Country roadways can be hazardous for moose and men. According to estimates, millions of vehicles collide with moose, elk and caribou in North America and Europe each year. Moose, in particular, venture to roadsides to lick the salt pools that collect following pavement deicing.

Because moose are the largest animal in the deer family, with males weighing up to 720 kilograms, their salt cravings can pose significant risks to human and vehicle safety. That's why a group of Canadian researchers has investigated ways to encourage moose away from roads.

In a new study, published in the journal Ecological Modelling, lead author Paul D. Grosman reports how the large can adeptly recall the salt pools they visit in previous years. "When the scheduled time came to go to a salt pool, moose moved directly to it with purpose," says Grosman, a graduate student in the Concordia University Department of Geography, Planning and Environment. "Sodium concentration is two or three times higher in roadside salt pools compared to aquatic plants, yet those salt pools increase the probability of moose-vehicle collisions by 80 percent."

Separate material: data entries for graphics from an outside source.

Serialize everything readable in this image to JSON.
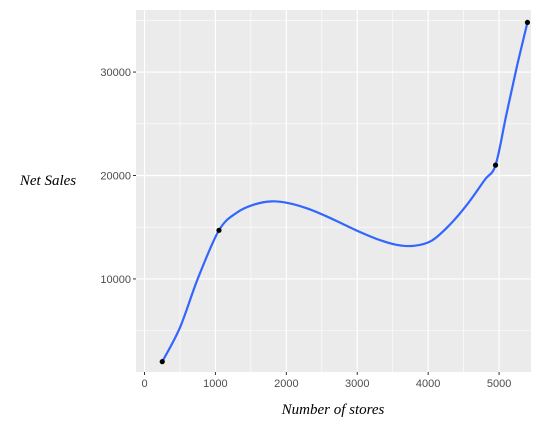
{
  "chart_data": {
    "type": "scatter",
    "title": "",
    "xlabel": "Number of stores",
    "ylabel": "Net Sales",
    "xlim": [
      -120,
      5450
    ],
    "ylim": [
      1000,
      36000
    ],
    "x_ticks": [
      0,
      1000,
      2000,
      3000,
      4000,
      5000
    ],
    "y_ticks": [
      10000,
      20000,
      30000
    ],
    "x_tick_labels": [
      "0",
      "1000",
      "2000",
      "3000",
      "4000",
      "5000"
    ],
    "y_tick_labels": [
      "10000",
      "20000",
      "30000"
    ],
    "grid": true,
    "background": "#ebebeb",
    "grid_color": "#ffffff",
    "points": {
      "x": [
        250,
        1050,
        4950,
        5400
      ],
      "y": [
        2000,
        14700,
        21000,
        34800
      ],
      "color": "#000000"
    },
    "smooth_line": {
      "color": "#3366ff",
      "x": [
        250,
        500,
        750,
        1050,
        1300,
        1550,
        1800,
        2050,
        2300,
        2550,
        2800,
        3050,
        3300,
        3550,
        3800,
        4050,
        4300,
        4550,
        4800,
        4950,
        5100,
        5250,
        5400
      ],
      "y": [
        2000,
        5300,
        10000,
        14700,
        16400,
        17200,
        17500,
        17300,
        16800,
        16100,
        15300,
        14500,
        13800,
        13300,
        13200,
        13700,
        15200,
        17200,
        19600,
        21000,
        25800,
        30500,
        34800
      ]
    }
  }
}
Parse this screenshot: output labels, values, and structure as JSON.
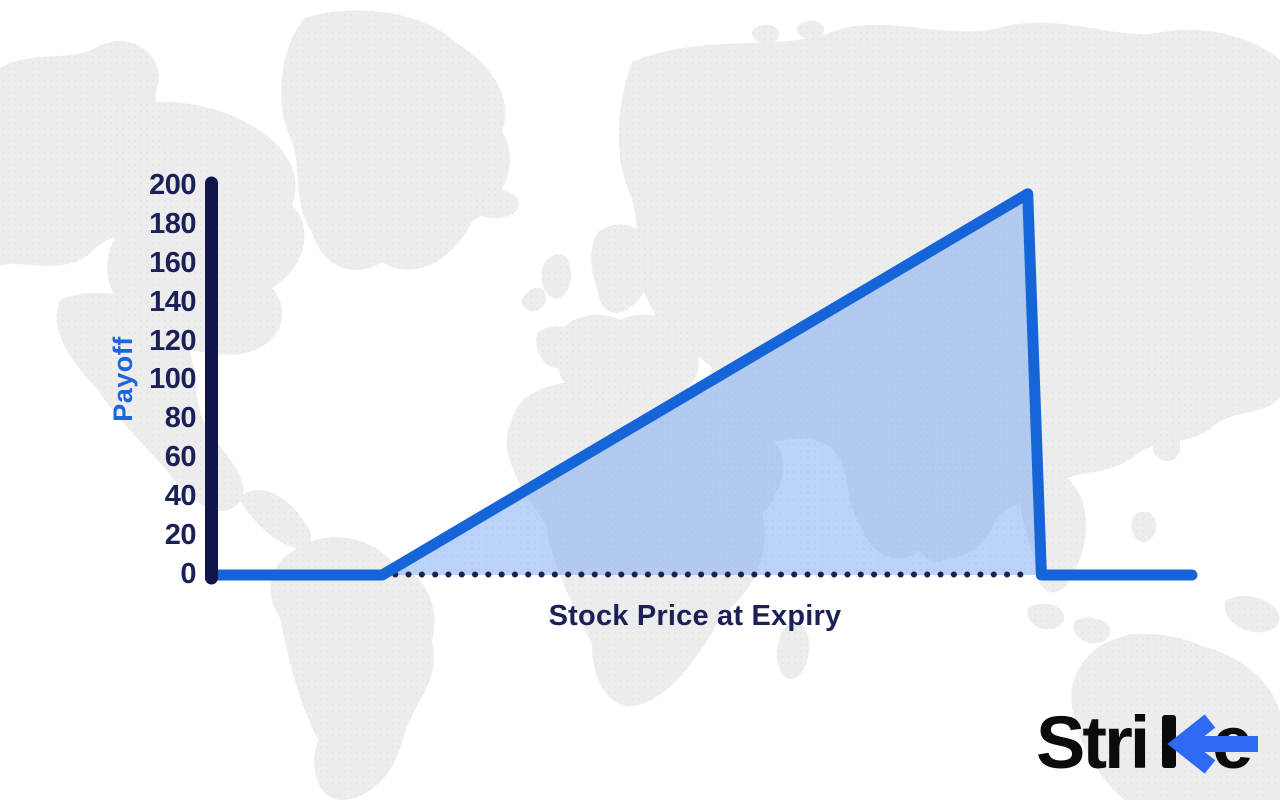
{
  "chart_data": {
    "type": "line",
    "title": "",
    "xlabel": "Stock Price at Expiry",
    "ylabel": "Payoff",
    "ylim": [
      0,
      200
    ],
    "ytick_step": 20,
    "ytick_labels": [
      "200",
      "180",
      "160",
      "140",
      "120",
      "100",
      "80",
      "60",
      "40",
      "20",
      "0"
    ],
    "xtick_labels": [],
    "grid": false,
    "legend": "none",
    "x_axis_style": "dotted",
    "description": "Option payoff diagram: payoff is 0 until the strike price, rises linearly to a peak of about 196, then drops vertically back to 0 and stays flat",
    "series": [
      {
        "name": "Payoff",
        "x_price_units": [
          0,
          17.2,
          83.2,
          84.6,
          100
        ],
        "y_payoff": [
          0,
          0,
          196,
          0,
          0
        ],
        "line_color": "#1565d8",
        "fill_color": "#7dabf2",
        "fill_opacity": 0.52,
        "fill_region": "under the line between x=17.2 and x=84.6"
      }
    ]
  },
  "branding": {
    "logo_full": "Strike",
    "logo_text_pre": "Stri",
    "logo_text_e": "e",
    "logo_text_color": "#0b0b0d",
    "logo_arrow_color": "#2e6bf2"
  },
  "colors": {
    "background": "#ffffff",
    "map_gray": "#ededee",
    "map_dot_gray": "#dfe0e4",
    "axis_navy": "#10164a",
    "tick_text_navy": "#1b2157",
    "ylabel_blue": "#1b65dd",
    "line_blue": "#1565d8",
    "fill_dot_blue": "#a8c3ee"
  }
}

To avoid moose-man collisions, the best scenario is to completely remove roadside salt pools, Grosman stresses: "If compensation salt pools are used, they should be located as far as possible from the roads – beyond 500 meters."

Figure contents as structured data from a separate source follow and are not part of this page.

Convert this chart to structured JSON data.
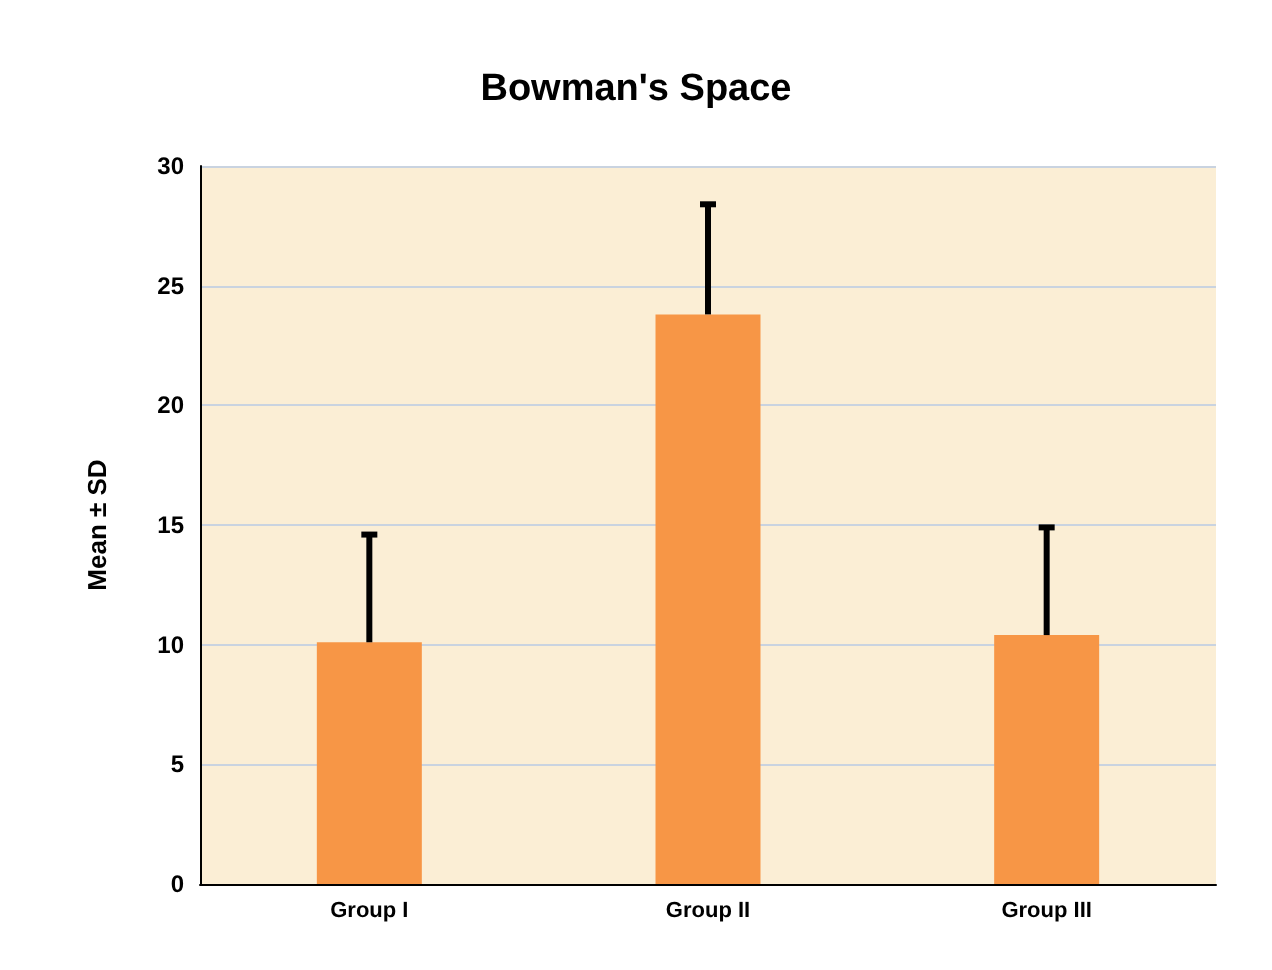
{
  "chart_data": {
    "type": "bar",
    "title": "Bowman's Space",
    "ylabel": "Mean ± SD",
    "categories": [
      "Group I",
      "Group II",
      "Group III"
    ],
    "values": [
      10.1,
      23.8,
      10.4
    ],
    "errors": [
      [
        10.1,
        14.6
      ],
      [
        23.8,
        28.4
      ],
      [
        10.4,
        14.9
      ]
    ],
    "color": "#f79646",
    "ylim": [
      0,
      30
    ],
    "yticks": [
      0,
      5,
      10,
      15,
      20,
      25,
      30
    ],
    "grid": "y"
  }
}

Grosman conducted his investigation with Concordia professors Jochen A.G. Jaeger and Pascale M. Biron, as well as colleagues from the Université du Québec à Rimouski and the Ministère des Ressources naturelles et de la Faune du Québec (Quebec Ministry of Natural Resources and Wildlife). The research team focused on a portion of the Laurentides Wildlife Reserve, situated between Quebec City and Saguenay, which features two provincial highways crossing its territory.

Some 47 tagged moose were monitored for three years via global positioning system as they travelled, rested and foraged. A computer-animated control group of 40 moose served as a point of comparison.

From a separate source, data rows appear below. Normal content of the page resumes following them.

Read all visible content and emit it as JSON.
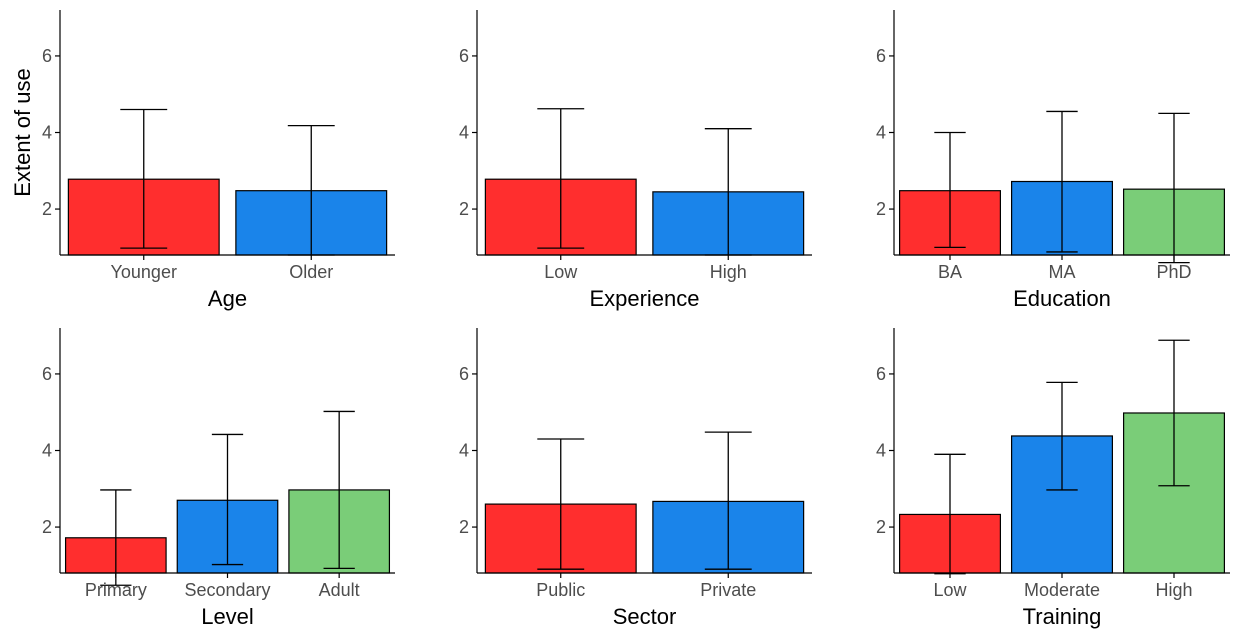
{
  "figure": {
    "ylabel": "Extent of use",
    "colors": [
      "#ff2e2e",
      "#1a84ea",
      "#7acd78"
    ]
  },
  "chart_data": [
    {
      "type": "bar",
      "xlabel": "Age",
      "ylabel": "Extent of use",
      "ylim": [
        0.8,
        7.2
      ],
      "yticks": [
        2,
        4,
        6
      ],
      "categories": [
        "Younger",
        "Older"
      ],
      "values": [
        2.78,
        2.48
      ],
      "error_low": [
        0.98,
        0.8
      ],
      "error_high": [
        4.6,
        4.18
      ]
    },
    {
      "type": "bar",
      "xlabel": "Experience",
      "ylabel": "",
      "ylim": [
        0.8,
        7.2
      ],
      "yticks": [
        2,
        4,
        6
      ],
      "categories": [
        "Low",
        "High"
      ],
      "values": [
        2.78,
        2.45
      ],
      "error_low": [
        0.98,
        0.8
      ],
      "error_high": [
        4.62,
        4.1
      ]
    },
    {
      "type": "bar",
      "xlabel": "Education",
      "ylabel": "",
      "ylim": [
        0.8,
        7.2
      ],
      "yticks": [
        2,
        4,
        6
      ],
      "categories": [
        "BA",
        "MA",
        "PhD"
      ],
      "values": [
        2.48,
        2.72,
        2.52
      ],
      "error_low": [
        1.0,
        0.88,
        0.6
      ],
      "error_high": [
        4.0,
        4.55,
        4.5
      ]
    },
    {
      "type": "bar",
      "xlabel": "Level",
      "ylabel": "",
      "ylim": [
        0.8,
        7.2
      ],
      "yticks": [
        2,
        4,
        6
      ],
      "categories": [
        "Primary",
        "Secondary",
        "Adult"
      ],
      "values": [
        1.72,
        2.7,
        2.97
      ],
      "error_low": [
        0.48,
        1.02,
        0.92
      ],
      "error_high": [
        2.97,
        4.42,
        5.02
      ]
    },
    {
      "type": "bar",
      "xlabel": "Sector",
      "ylabel": "",
      "ylim": [
        0.8,
        7.2
      ],
      "yticks": [
        2,
        4,
        6
      ],
      "categories": [
        "Public",
        "Private"
      ],
      "values": [
        2.6,
        2.67
      ],
      "error_low": [
        0.9,
        0.9
      ],
      "error_high": [
        4.3,
        4.48
      ]
    },
    {
      "type": "bar",
      "xlabel": "Training",
      "ylabel": "",
      "ylim": [
        0.8,
        7.2
      ],
      "yticks": [
        2,
        4,
        6
      ],
      "categories": [
        "Low",
        "Moderate",
        "High"
      ],
      "values": [
        2.33,
        4.38,
        4.98
      ],
      "error_low": [
        0.78,
        2.97,
        3.08
      ],
      "error_high": [
        3.9,
        5.78,
        6.88
      ]
    }
  ]
}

The research team tested various scenarios, such as removing salt pools altogether or creating compensation salt pools. Although moose could travel as much as 10 kilometers to drink from salt pools, their road crossings could be reduced by as much as 79 per cent when all road-side salt pools were removed.

"The most effective management strategy is to remove all salt pools, without creating any compensatory ones, and let return to foraging for aquatic plants to satisfy their sodium dietary requirement," says Grosman, noting that other costlier security measures include fencing highways or building wildlife underpasses.